The Division has utilized radioiodine to treat thyroid diseases (including cancer) for decades and has been one of the leaders in the field using 131I-MIBG (a drug containing a form of radioactive iodine, also called AzedraTM and iobenguane I 131) to treat pheochromocytomas (cancer of the adrenal gland) and carcinoid tumors (a type of neuroendocrine tumor). Duke has been a national leader in treating patients with neuroendocrine tumors using LutatheraTM (177Lu-DOTATATE) since 2018, when it was approved by the FDA. More recently, Duke was one of the first cancer centers to offer PluvictoTM (177Lu-PSMA) to treat metastatic prostate cancer following its FDA approval in March 2022, and is currently the leading site in the U.S. for treating prostate cancer patients with this new radiopharmaceutical therapy.
“Large clinical trials have shown that the radiotheranostic approach can provide clinical benefit for patients with neuroendocrine tumors and prostate cancer, even in patients with advanced disease that is refractory (unresponsive) to other treatments,” explains Wong, who has a secondary faculty appointment as a professor in the Duke Department of Medicine, Division of Medical Oncology. “As a National Cancer Institute-Designated Comprehensive Cancer Center, Duke Cancer Institute is well-equipped to provide these novel treatments.”

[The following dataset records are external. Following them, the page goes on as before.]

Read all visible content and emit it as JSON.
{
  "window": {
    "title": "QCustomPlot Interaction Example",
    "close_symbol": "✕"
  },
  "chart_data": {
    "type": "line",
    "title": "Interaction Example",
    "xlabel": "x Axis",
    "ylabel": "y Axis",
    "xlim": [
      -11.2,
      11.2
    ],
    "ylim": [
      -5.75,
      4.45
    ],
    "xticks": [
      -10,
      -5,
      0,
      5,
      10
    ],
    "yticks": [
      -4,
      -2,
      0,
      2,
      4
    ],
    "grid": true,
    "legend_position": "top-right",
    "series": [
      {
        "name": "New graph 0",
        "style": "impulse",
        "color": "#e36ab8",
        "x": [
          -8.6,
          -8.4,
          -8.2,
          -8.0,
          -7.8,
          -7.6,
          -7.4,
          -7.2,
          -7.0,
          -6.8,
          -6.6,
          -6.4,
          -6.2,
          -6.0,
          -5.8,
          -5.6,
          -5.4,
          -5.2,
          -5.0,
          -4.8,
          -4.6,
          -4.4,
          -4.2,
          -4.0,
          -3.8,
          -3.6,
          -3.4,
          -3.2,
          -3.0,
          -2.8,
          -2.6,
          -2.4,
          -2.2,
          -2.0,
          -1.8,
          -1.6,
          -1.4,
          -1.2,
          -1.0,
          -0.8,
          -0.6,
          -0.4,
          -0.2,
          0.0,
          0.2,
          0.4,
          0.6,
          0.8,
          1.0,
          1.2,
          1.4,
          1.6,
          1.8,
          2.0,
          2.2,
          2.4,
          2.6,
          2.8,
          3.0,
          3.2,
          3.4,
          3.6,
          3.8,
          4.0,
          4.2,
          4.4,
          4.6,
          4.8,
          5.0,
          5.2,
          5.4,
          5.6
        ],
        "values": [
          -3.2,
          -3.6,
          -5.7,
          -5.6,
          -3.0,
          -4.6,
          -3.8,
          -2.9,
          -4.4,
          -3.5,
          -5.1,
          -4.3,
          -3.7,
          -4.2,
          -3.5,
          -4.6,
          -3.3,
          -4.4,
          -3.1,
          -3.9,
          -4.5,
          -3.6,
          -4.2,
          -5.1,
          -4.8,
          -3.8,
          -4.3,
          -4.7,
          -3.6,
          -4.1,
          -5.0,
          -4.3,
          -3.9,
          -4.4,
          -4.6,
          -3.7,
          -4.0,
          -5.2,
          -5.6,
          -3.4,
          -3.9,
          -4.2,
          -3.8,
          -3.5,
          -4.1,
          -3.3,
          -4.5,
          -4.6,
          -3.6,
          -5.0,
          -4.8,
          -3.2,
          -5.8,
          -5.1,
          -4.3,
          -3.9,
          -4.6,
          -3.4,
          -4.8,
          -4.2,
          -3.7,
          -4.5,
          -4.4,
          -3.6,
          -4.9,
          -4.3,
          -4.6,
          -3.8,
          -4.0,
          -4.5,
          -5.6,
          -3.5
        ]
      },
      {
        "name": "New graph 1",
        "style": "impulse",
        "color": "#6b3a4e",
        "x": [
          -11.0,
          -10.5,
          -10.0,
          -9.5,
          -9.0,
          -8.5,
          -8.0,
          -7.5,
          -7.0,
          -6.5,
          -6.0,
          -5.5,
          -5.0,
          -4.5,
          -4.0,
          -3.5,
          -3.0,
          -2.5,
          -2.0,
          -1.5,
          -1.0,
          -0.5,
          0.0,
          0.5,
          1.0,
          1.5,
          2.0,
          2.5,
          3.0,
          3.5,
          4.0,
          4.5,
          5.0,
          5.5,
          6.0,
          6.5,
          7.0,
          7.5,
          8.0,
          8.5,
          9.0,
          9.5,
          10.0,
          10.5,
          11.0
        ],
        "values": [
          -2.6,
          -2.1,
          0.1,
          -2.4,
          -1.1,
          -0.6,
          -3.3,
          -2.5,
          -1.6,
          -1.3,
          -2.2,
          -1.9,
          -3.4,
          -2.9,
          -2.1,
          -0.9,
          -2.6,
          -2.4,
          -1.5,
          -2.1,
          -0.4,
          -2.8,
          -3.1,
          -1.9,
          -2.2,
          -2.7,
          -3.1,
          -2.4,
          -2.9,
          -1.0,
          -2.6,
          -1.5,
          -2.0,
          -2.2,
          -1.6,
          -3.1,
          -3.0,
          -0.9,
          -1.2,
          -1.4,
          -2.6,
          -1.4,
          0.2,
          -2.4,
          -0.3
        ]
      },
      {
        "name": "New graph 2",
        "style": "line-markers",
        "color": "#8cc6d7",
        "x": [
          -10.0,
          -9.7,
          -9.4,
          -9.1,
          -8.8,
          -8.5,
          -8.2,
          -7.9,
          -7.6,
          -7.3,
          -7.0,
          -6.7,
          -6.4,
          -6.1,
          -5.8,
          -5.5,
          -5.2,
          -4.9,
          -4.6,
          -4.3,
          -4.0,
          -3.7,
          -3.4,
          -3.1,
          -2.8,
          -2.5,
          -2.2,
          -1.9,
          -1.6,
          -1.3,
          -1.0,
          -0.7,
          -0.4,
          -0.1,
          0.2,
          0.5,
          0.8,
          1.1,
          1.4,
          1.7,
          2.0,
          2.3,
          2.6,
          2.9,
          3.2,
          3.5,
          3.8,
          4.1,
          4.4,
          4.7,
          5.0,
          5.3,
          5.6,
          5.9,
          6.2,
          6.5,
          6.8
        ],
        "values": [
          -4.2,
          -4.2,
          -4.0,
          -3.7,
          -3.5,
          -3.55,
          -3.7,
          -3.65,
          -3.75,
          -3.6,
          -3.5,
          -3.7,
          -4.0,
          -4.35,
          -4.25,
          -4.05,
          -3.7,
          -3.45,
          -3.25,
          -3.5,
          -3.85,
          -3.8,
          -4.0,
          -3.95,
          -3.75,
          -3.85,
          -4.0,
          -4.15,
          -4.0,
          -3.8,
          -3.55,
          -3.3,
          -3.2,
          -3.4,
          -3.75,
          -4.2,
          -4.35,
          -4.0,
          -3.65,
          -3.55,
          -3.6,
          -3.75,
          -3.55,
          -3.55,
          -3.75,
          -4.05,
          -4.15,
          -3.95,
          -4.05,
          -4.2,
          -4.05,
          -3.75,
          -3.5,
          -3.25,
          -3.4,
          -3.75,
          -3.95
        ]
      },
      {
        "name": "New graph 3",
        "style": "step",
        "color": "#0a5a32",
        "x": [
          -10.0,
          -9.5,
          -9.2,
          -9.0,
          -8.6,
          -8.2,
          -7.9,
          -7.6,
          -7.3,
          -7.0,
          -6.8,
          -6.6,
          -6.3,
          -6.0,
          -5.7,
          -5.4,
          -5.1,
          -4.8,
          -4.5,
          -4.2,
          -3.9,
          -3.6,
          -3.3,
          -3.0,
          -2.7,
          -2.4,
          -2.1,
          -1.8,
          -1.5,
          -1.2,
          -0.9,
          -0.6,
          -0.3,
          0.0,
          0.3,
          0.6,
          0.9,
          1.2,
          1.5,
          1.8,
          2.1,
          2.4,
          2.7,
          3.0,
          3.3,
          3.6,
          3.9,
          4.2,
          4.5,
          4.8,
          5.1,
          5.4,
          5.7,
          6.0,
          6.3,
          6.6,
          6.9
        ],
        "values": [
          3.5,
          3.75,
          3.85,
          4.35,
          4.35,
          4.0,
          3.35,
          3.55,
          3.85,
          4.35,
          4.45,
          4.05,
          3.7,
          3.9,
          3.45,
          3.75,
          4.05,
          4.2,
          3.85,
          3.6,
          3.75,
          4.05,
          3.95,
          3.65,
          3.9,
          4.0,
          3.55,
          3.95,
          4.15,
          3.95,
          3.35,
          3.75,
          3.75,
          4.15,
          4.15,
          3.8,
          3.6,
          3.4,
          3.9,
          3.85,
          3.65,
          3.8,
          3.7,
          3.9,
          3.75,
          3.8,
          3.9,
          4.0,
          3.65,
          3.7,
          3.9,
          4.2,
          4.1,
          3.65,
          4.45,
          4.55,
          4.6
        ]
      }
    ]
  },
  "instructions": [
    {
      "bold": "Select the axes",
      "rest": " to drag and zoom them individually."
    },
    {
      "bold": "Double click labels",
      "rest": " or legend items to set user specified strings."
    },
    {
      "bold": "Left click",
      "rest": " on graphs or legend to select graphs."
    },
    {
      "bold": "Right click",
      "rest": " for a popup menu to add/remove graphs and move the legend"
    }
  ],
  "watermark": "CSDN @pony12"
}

“Radiotheranostics” is the concept of using a molecular probe directed at cancer cells to both identify and treat that cancer. Azedra, Lutathera, and Pluvicto are all delivered this way.
First the molecular probe is labeled with a small amount of radioactivity called a radiotracer, which allows the potential treatment sites to be identified by imaging. Duke has been a leader in this type of imaging; 68Ga-DOTATATE PET/CT for neuroendocrine tumors and PSMA PET/CT in prostate cancer.
If the imaging shows that the tumor cells have a druggable molecular target, the area can then be treated with the targeted radiopharmaceutical therapy using the same or similar molecular probe — delivering a high radiation dose to the specific tumor sites while sparing adjacent normal tissue.
Radiotheranostics has progressed rapidly over the last decade and is moving quickly into the mainstream of cancer therapeutics. It was this “recognition of the present and future potential of radiolabeled targeted therapy,” notes Wong, that led to the Division of Nuclear Medicine being renamed the Division of Nuclear Medicine and Radiotheranostics in 2020.